As Robert Cushman says in
his booklet notes, Barber came from a family
in which the vocal art was prominent. His
aunt was the mezzo Louise Homer (1871-1947).
Fischer-Dieskau is a mite mournful but Arnold's
Dover Beach is admittedly hardly a
bright subject. It would be welcome if some
company would record Maurice Johnstone's setting
for baritone and orchestra. Has anyone else
set the poem?
The Steber Knoxville is a pioneering classic
but I prefer Dawn Upshaw's Teldec version. It is a work that easily
worms its way into your affections - an operatic scena really and of
tellingly balanced emotional symmetry. Leontyne Price and the composer
premiered the Hermit Songs in 1953 and made this recording a
year later. These are well worth hearing and will appeal if you have
taken to Leo Smit's Dickinson songs or Finzi's Hardy or the songs of
Herbert Howells. Price is very clear and I defy you not to be won over
in The Monk and his Cat which lilts along with a Caribbean smile.
The settings are of Irish texts from the 8th to 13th centuries as translated
and adapted by Auden, Chester Kallman, Howard Mumford Jones and Sean
O'Faolain.
After such intimacy the hot up-blast of the orchestra
in the scena Andromache's Farewell comes as a voltage jolt to
the listener. There is an asperity and astringency about the music in
which Barber quarter opens the door to dissonance. Arroyo is in fully
blooming operatic voice and there can be no doubting that this is music
for a grand auditorium. Andromache already bereft of her husband, Hector
(her parting from Hector is charted by Bliss in Morning Heroes).

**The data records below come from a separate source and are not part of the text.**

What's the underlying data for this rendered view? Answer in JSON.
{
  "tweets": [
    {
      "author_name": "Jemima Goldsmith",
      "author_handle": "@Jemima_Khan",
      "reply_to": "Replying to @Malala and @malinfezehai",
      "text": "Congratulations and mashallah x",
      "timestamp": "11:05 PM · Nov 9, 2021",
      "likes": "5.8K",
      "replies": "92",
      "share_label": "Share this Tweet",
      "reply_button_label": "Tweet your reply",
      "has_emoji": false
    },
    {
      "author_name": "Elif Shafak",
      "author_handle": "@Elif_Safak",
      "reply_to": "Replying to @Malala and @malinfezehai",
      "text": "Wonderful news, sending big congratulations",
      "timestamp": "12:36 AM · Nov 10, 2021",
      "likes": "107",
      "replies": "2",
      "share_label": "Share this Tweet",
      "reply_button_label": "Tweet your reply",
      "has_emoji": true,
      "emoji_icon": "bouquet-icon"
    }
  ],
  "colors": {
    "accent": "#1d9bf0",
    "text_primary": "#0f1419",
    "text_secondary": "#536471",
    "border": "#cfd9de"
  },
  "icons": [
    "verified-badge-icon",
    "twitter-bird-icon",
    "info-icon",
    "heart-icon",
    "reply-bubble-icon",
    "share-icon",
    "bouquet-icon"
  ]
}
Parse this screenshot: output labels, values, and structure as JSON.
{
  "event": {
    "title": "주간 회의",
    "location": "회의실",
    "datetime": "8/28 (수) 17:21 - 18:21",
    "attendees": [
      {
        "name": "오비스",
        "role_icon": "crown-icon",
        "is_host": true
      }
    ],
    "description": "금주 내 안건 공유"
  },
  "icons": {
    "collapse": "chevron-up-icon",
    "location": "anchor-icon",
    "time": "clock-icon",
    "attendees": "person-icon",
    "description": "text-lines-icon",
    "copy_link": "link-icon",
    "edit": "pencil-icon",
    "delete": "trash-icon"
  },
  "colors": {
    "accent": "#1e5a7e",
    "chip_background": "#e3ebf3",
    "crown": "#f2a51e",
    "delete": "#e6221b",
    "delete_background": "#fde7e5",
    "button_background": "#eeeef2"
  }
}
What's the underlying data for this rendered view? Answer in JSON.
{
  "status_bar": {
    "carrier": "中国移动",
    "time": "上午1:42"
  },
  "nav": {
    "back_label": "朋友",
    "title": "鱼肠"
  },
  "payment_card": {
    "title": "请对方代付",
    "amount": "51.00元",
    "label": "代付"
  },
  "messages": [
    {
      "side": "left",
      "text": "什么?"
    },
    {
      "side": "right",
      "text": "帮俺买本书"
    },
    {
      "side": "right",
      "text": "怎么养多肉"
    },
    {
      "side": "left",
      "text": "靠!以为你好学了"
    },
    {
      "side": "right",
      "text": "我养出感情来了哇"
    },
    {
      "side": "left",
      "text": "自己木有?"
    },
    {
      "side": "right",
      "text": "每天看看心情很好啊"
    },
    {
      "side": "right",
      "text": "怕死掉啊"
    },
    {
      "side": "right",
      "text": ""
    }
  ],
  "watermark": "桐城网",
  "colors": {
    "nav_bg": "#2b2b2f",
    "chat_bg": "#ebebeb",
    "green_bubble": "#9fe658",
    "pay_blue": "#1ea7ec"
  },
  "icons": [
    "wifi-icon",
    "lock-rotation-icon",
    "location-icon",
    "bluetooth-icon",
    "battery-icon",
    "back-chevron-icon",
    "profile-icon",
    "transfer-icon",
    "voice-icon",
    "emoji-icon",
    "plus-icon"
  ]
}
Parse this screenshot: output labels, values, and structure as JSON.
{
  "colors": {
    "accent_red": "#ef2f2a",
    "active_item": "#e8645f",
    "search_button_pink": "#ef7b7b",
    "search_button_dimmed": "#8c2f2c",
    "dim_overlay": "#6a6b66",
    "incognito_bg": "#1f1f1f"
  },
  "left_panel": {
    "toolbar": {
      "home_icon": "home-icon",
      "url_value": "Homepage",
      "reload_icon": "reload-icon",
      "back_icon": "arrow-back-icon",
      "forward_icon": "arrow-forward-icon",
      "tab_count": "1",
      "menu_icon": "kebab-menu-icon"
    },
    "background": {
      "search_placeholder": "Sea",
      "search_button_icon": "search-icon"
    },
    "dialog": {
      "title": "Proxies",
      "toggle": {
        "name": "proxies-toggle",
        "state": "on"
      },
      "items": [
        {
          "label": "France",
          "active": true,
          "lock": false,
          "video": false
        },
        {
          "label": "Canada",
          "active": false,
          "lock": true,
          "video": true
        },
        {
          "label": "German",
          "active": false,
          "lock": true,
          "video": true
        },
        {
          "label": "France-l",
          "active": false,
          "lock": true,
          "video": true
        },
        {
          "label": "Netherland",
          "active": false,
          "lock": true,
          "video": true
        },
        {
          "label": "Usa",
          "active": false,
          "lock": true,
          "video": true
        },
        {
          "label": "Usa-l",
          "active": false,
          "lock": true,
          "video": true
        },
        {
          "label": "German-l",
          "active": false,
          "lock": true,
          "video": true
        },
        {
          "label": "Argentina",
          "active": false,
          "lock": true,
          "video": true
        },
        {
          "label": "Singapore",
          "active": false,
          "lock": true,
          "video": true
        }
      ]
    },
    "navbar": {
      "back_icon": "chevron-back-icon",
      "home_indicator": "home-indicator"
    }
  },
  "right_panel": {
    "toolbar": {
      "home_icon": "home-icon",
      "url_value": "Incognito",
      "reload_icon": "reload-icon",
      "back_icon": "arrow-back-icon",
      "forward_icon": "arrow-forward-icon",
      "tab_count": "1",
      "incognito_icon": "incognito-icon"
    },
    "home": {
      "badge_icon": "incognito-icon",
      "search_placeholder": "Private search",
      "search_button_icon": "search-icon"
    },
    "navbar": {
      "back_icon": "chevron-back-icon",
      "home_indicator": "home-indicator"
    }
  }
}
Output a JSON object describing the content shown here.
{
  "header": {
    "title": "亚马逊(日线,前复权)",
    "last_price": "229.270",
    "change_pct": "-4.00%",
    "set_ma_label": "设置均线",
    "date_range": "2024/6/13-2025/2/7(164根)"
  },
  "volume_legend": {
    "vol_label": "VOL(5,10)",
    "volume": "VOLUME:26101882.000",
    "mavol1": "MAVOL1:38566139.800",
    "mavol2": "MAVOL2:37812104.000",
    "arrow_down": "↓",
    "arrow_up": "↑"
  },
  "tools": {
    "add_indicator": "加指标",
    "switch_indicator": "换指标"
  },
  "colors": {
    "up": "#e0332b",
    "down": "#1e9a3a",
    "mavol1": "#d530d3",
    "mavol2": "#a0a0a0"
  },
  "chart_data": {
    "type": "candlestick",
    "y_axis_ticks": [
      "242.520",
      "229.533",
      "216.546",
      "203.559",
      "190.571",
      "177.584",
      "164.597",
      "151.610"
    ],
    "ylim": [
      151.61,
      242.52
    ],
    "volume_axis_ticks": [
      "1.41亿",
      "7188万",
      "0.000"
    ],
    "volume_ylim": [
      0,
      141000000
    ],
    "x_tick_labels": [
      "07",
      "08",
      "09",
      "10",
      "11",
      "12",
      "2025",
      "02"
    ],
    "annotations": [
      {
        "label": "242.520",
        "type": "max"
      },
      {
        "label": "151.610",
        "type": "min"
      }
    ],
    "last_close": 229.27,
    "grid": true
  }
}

Here she bids farewell to her son Astyanax who is to be executed by
the Greeks. The music has that same tenderness, that same turbulence
and ambition that is to be heard in Barber's own Antony and Cleopatra
and Walton's Troilus and Cressida. Did Barber ever contemplate
setting Euripides Trojan Women - a subject that was set by Cecil
Gray - another of the great unknowns. A pity that the engineers pull
back on the controls at 9.13 just as Arroyo reaches a glorious climax.
Still these are all analogue AAD originals and tape saturation had to
be managed. You have to hear this: Schippers with all his considerable
operatic cunning and the NYPO at his bidding make a great collaboration.
The playing time is short, regrettably. Interpretive
values are high and Barber enthusiasts must have this. Sadly no texts
are provided although all singer enunciate with care without being mannered.
A disc made memorable by Arroyo and Steber and by Price's
faithful clarity, restraint and grip on the intimacy of her songs.